Arbor Opera Theater taking on audience favorite 'Carmen'
photo courtesy of Arbor Opera Theater
But it’s only now, in year 11, that this Ann Arbor company headed by Artistic Director Shawn McDonald is setting its sights on Bizet’s seductive Gypsy girl and the toreador and soldier who love her. The company presents “Carmen” at Lydia Mendelssohn Theatre June 16-19. The performances, in French with English supertitles, are double cast. Leah Dexter and Joan Peitscher alternate as Carmen; Enrique Pina and Min Jin sing Don Jose. Warren Puffer Jones conducts and Robert Swedberg directs.
“It is a particularly big show,” said McDonald in a phone call, discussing the reasons to wait. “We wanted to make sure we had the resources to do it, especially in terms of chorus. We had to have the reputation in the community to get it done.”
It is a big show to cast, requiring adult and children’s choruses and lots of bit players in addition to the principals. McDonald says the orchestra is biggest in AOT’s history. “We had to increase the orchestra budget by a third,” he said.The show also taxes performers with linguistic demands: the dialog in “Carmen” is spoken, in French, so the singers have to be comfortable dramatically in both spoken sung text.

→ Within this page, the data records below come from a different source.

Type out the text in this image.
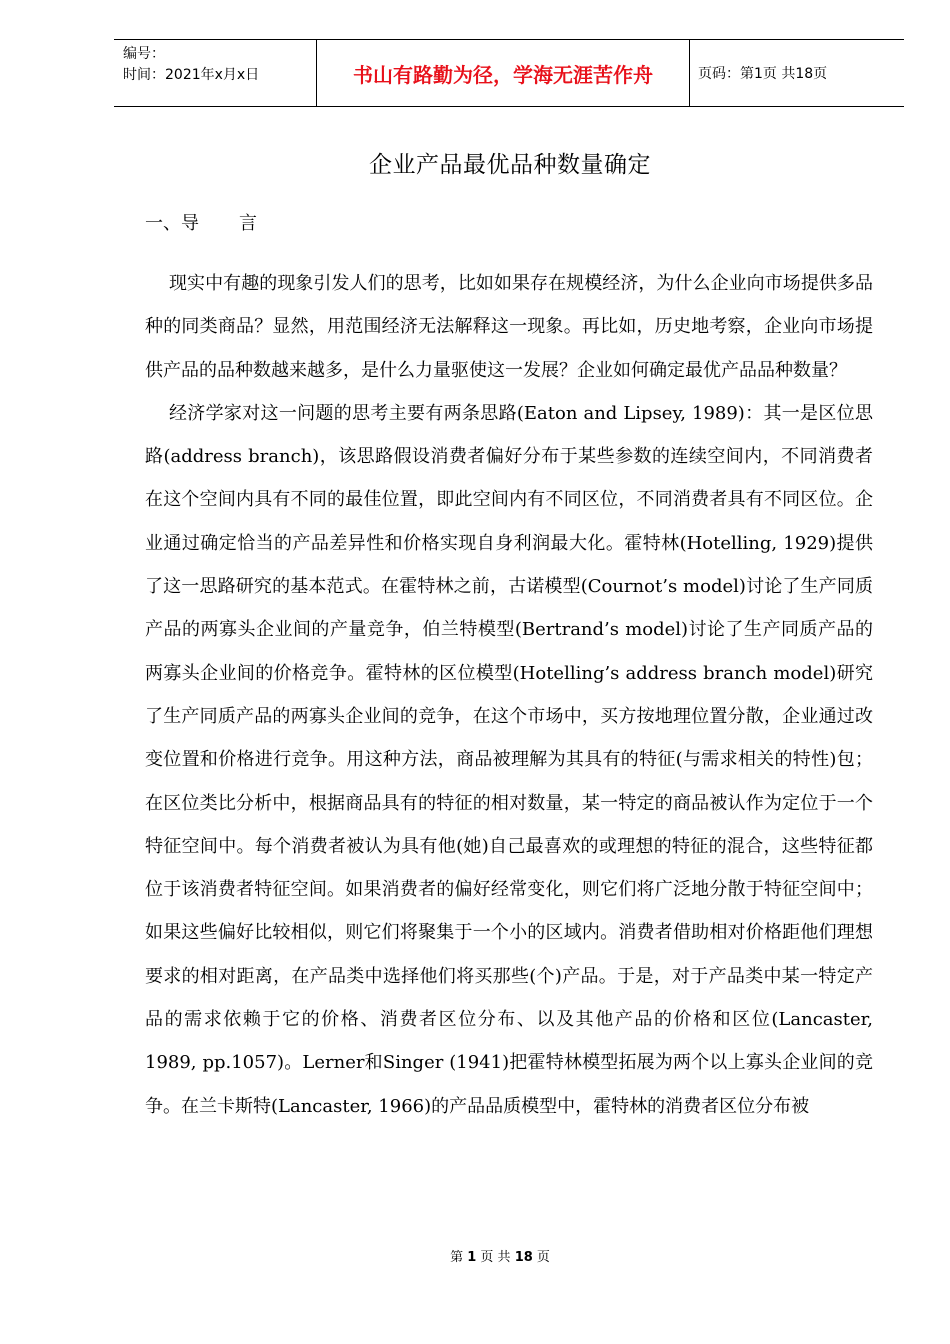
编号：
时间：2021年x月x日	书山有路勤为径，学海无涯苦作舟	页码：第1页 共18页
企业产品最优品种数量确定
一、导 言

现实中有趣的现象引发人们的思考，比如如果存在规模经济，为什么企业向市场提供多品种的同类商品？显然，用范围经济无法解释这一现象。再比如，历史地考察，企业向市场提供产品的品种数越来越多，是什么力量驱使这一发展？企业如何确定最优产品品种数量？

经济学家对这一问题的思考主要有两条思路(Eaton and Lipsey, 1989)：其一是区位思路(address branch)，该思路假设消费者偏好分布于某些参数的连续空间内，不同消费者在这个空间内具有不同的最佳位置，即此空间内有不同区位，不同消费者具有不同区位。企业通过确定恰当的产品差异性和价格实现自身利润最大化。霍特林(Hotelling, 1929)提供了这一思路研究的基本范式。在霍特林之前，古诺模型(Cournot’s model)讨论了生产同质产品的两寡头企业间的产量竞争，伯兰特模型(Bertrand’s model)讨论了生产同质产品的两寡头企业间的价格竞争。霍特林的区位模型(Hotelling’s address branch model)研究了生产同质产品的两寡头企业间的竞争，在这个市场中，买方按地理位置分散，企业通过改变位置和价格进行竞争。用这种方法，商品被理解为其具有的特征(与需求相关的特性)包；在区位类比分析中，根据商品具有的特征的相对数量，某一特定的商品被认作为定位于一个特征空间中。每个消费者被认为具有他(她)自己最喜欢的或理想的特征的混合，这些特征都位于该消费者特征空间。如果消费者的偏好经常变化，则它们将广泛地分散于特征空间中；如果这些偏好比较相似，则它们将聚集于一个小的区域内。消费者借助相对价格距他们理想要求的相对距离，在产品类中选择他们将买那些(个)产品。于是，对于产品类中某一特定产品的需求依赖于它的价格、消费者区位分布、以及其他产品的价格和区位(Lancaster, 1989, pp.1057)。Lerner和Singer (1941)把霍特林模型拓展为两个以上寡头企业间的竞争。在兰卡斯特(Lancaster, 1966)的产品品质模型中，霍特林的消费者区位分布被

第 1 页 共 18 页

There are more than 40 adult choristers in Arbor Opera’s production; many of the children singing are from the Ann Arbor Youth Chorale, McDonald said. Auditions for principals drew singers from Ann Arbor and all over the country; the roster for the show reflects that spread.
The roster also reflects new developments at Arbor Opera this season. For the first time, the company offered modest Studio Artist and Emerging Artist programs—a common feature of larger, well-establish companies across the nation. Arbor Opera’s programs, which were tuition-based, offered coaching, master classes and performance opportunities to singers beginning careers. Former Metropolitan Opera stars Carol Vaness and George Shirley (a distinguished University of Michigan faculty member) coached singers in “La Boheme” roles. Studio artists presented an opera scenes performance; and studio and emerging artists appear in “Carmen,” singing chorus and smaller solo roles. “Each year the caliber of singers we were hearing and bringing in was higher and higher,” said McDonald. “So the singers we were helping before no longer had a place. That’s why we wanted to create educational opportunities for singers at various levels. It’s exciting and it’s going well, and we hope to continue with it.”
It’s also been exciting to have Swedberg, a U-M faculty member who directs opera around the globe, at the dramatic helm. “It’s been a wonderful experience for the singers to have someone who knows their craft so well,” said McDonald. “Directing opera is not something every director can do.”